Este es un breve resumen del relato que escribí hace unos meses, no importa si me creen o no, a nadie quiero convencer de ello y de hecho he leido cosas mucho peores aquí, pero leanlo, de mi parte puedo asegurarles que pasó.


En resumen un dia recibí un folleto de publicidad en el boulevard anunciando un concierto de varios grupos de rock en Bodoya. Organizamos con mis amigos José, Daniel, Roberto (ellos 3 junto conmigo estudiantes del conservatorio) ademas de Odeth (novia de José) y Cinthya (novia de Daniel) ir en la camioneta de Daniel a Bodoya para esta quedada de sabado noche.

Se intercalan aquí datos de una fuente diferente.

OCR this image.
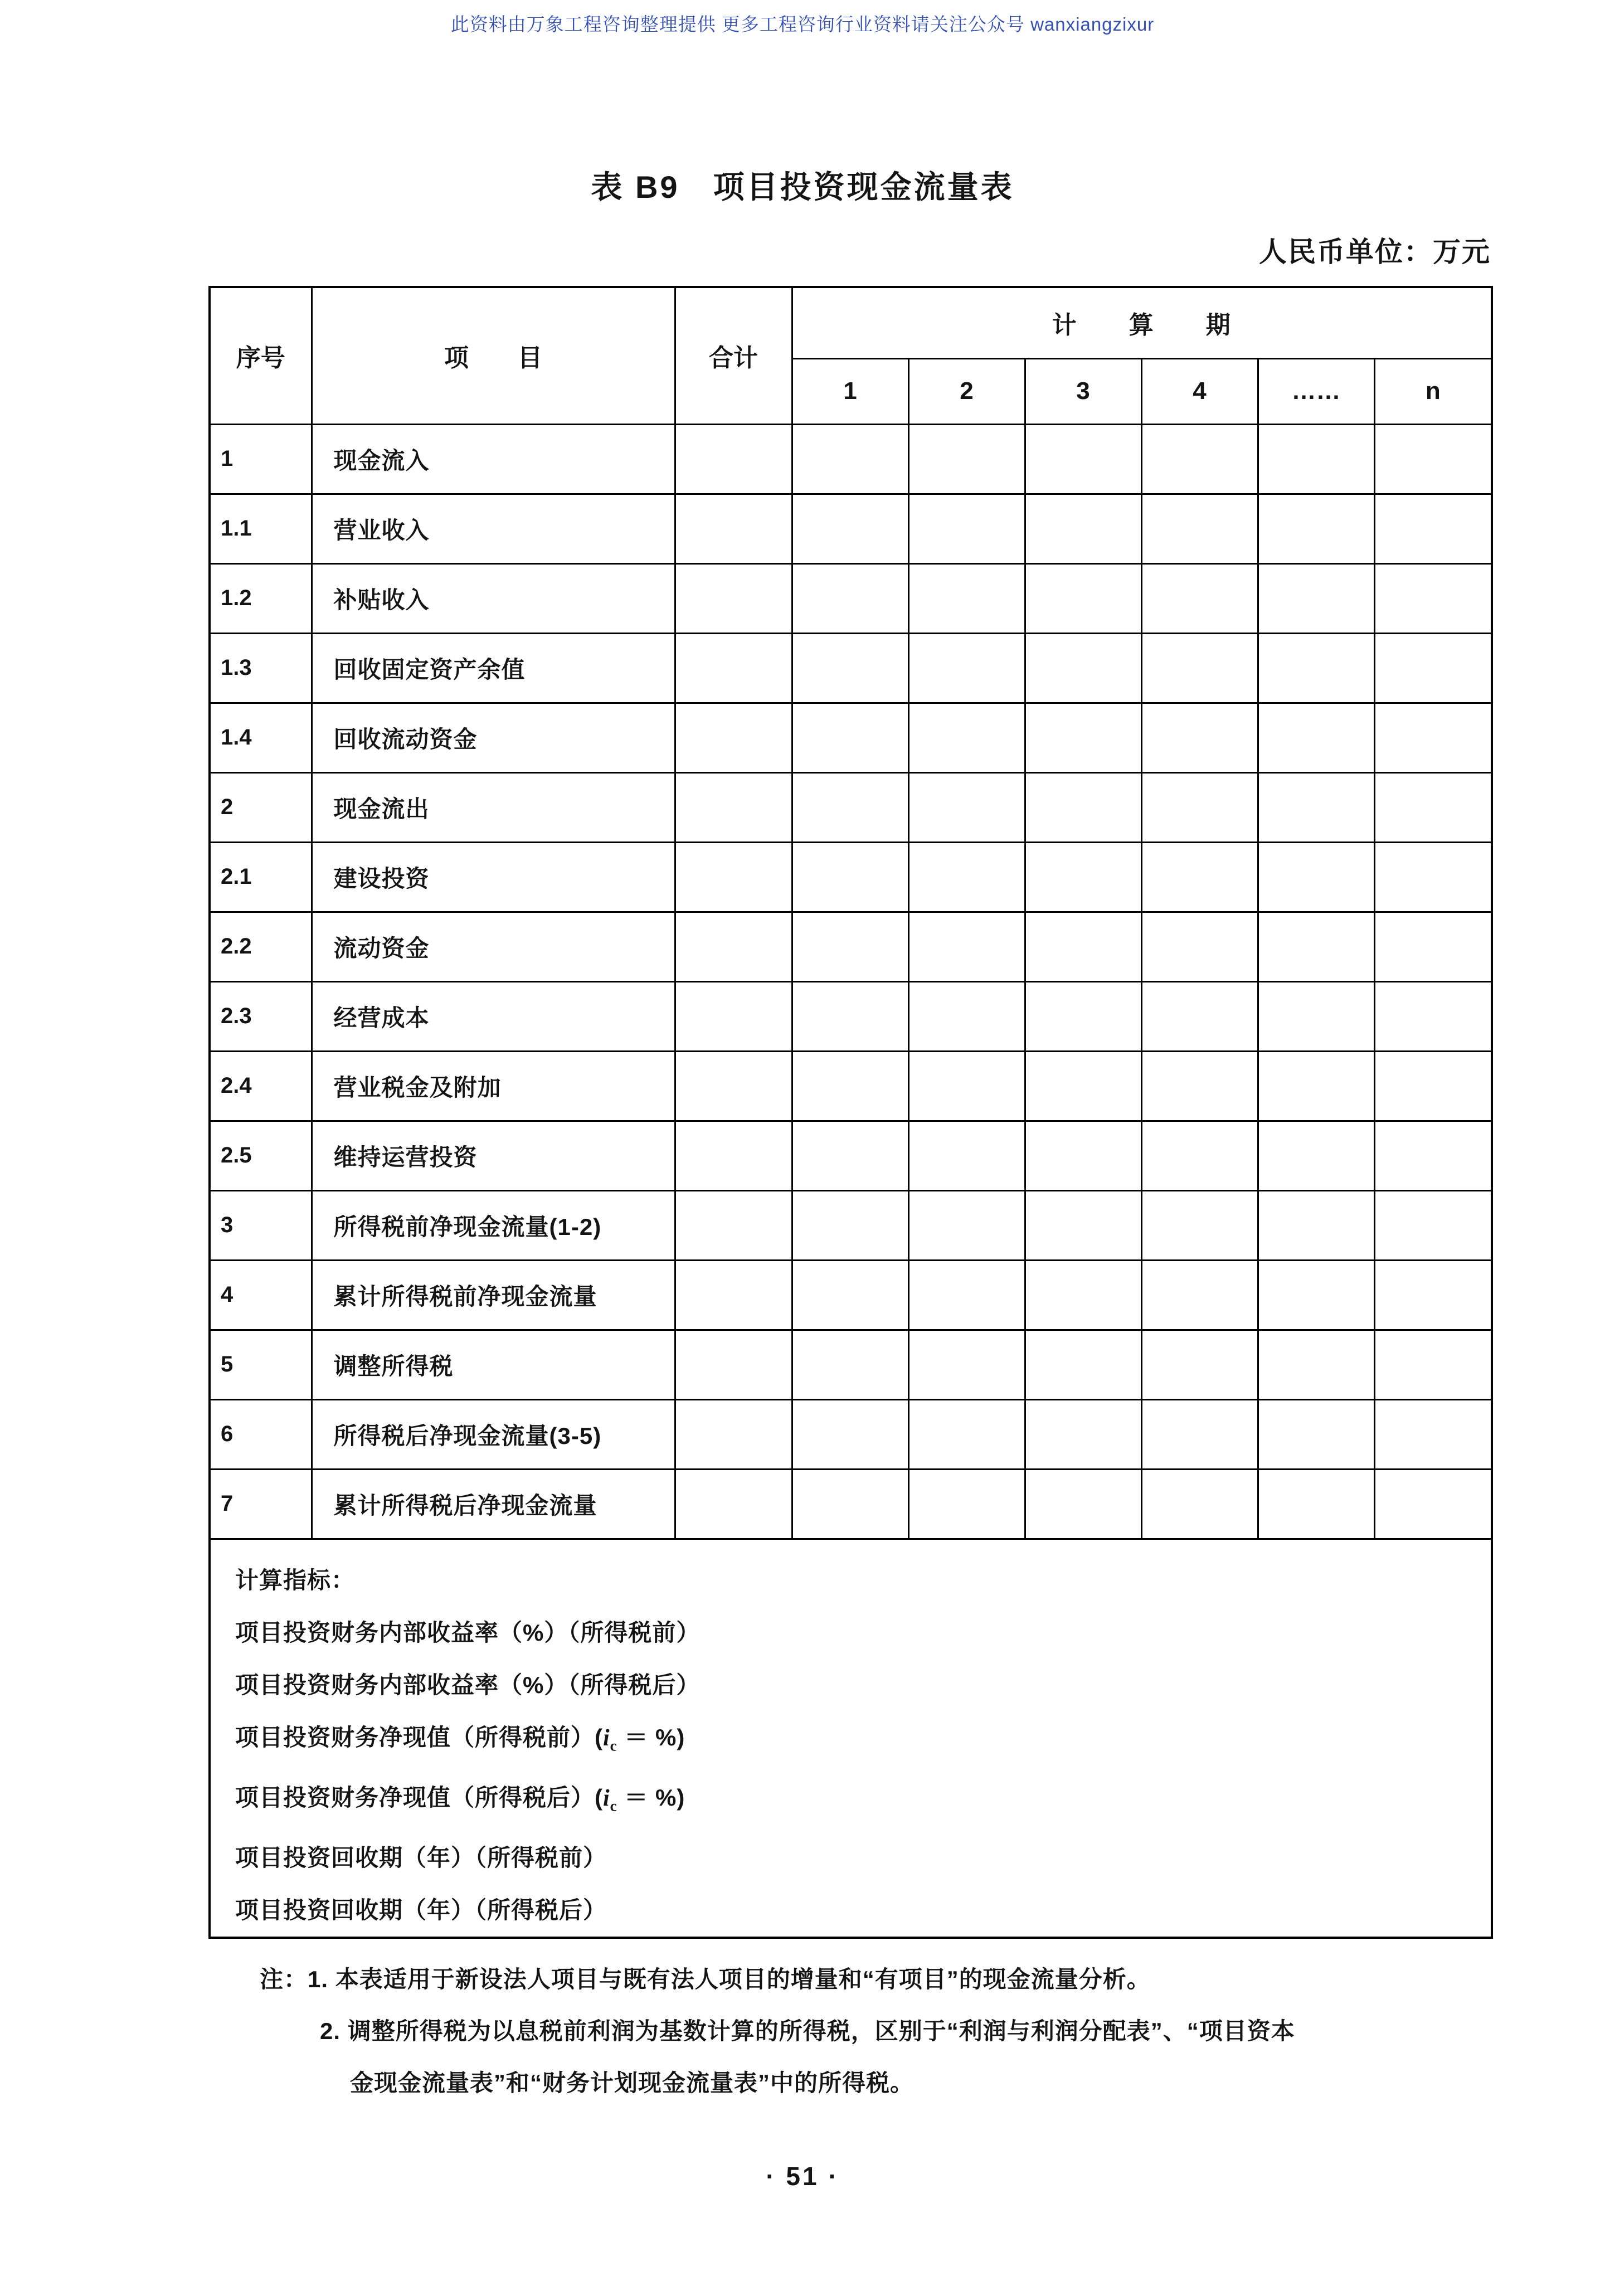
此资料由万象工程咨询整理提供 更多工程咨询行业资料请关注公众号 wanxiangzixur
表 B9　项目投资现金流量表
人民币单位：万元
序号	项　　目	合计	计　　算　　期					
			1	2	3	4	……	n
1	现金流入							
1.1	营业收入							
1.2	补贴收入							
1.3	回收固定资产余值							
1.4	回收流动资金							
2	现金流出							
2.1	建设投资							
2.2	流动资金							
2.3	经营成本							
2.4	营业税金及附加							
2.5	维持运营投资							
3	所得税前净现金流量(1-2)							
4	累计所得税前净现金流量							
5	调整所得税							
6	所得税后净现金流量(3-5)							
7	累计所得税后净现金流量							

计算指标：
项目投资财务内部收益率（%）（所得税前）
项目投资财务内部收益率（%）（所得税后）
项目投资财务净现值（所得税前）($i_c$ ＝ %)
项目投资财务净现值（所得税后）($i_c$ ＝ %)
项目投资回收期（年）（所得税前）
项目投资回收期（年）（所得税后）
注：1. 本表适用于新设法人项目与既有法人项目的增量和“有项目”的现金流量分析。
2. 调整所得税为以息税前利润为基数计算的所得税，区别于“利润与利润分配表”、“项目资本
金现金流量表”和“财务计划现金流量表”中的所得税。
· 51 ·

Viajamos ese sabado en la mañana, en Bodoya me dieron otro folleto de una feria, decidimos quedarnos todo el domingo para ir a esa feria, y el relato es el viaje de regreso. Nos quedamos sin dinero para el regreso (digna irresponsabilidad de la edad que teniamos 18-19 años) y solo teniamos opción de cargar gasolina o regresarnos por la autopista. La decisión fue obvia, sin gasolina no ibamos a ningún lado. Asi que pasamos a cargar gasolina a la salida de Bodoya para viajar por la carretara libre a Chixes.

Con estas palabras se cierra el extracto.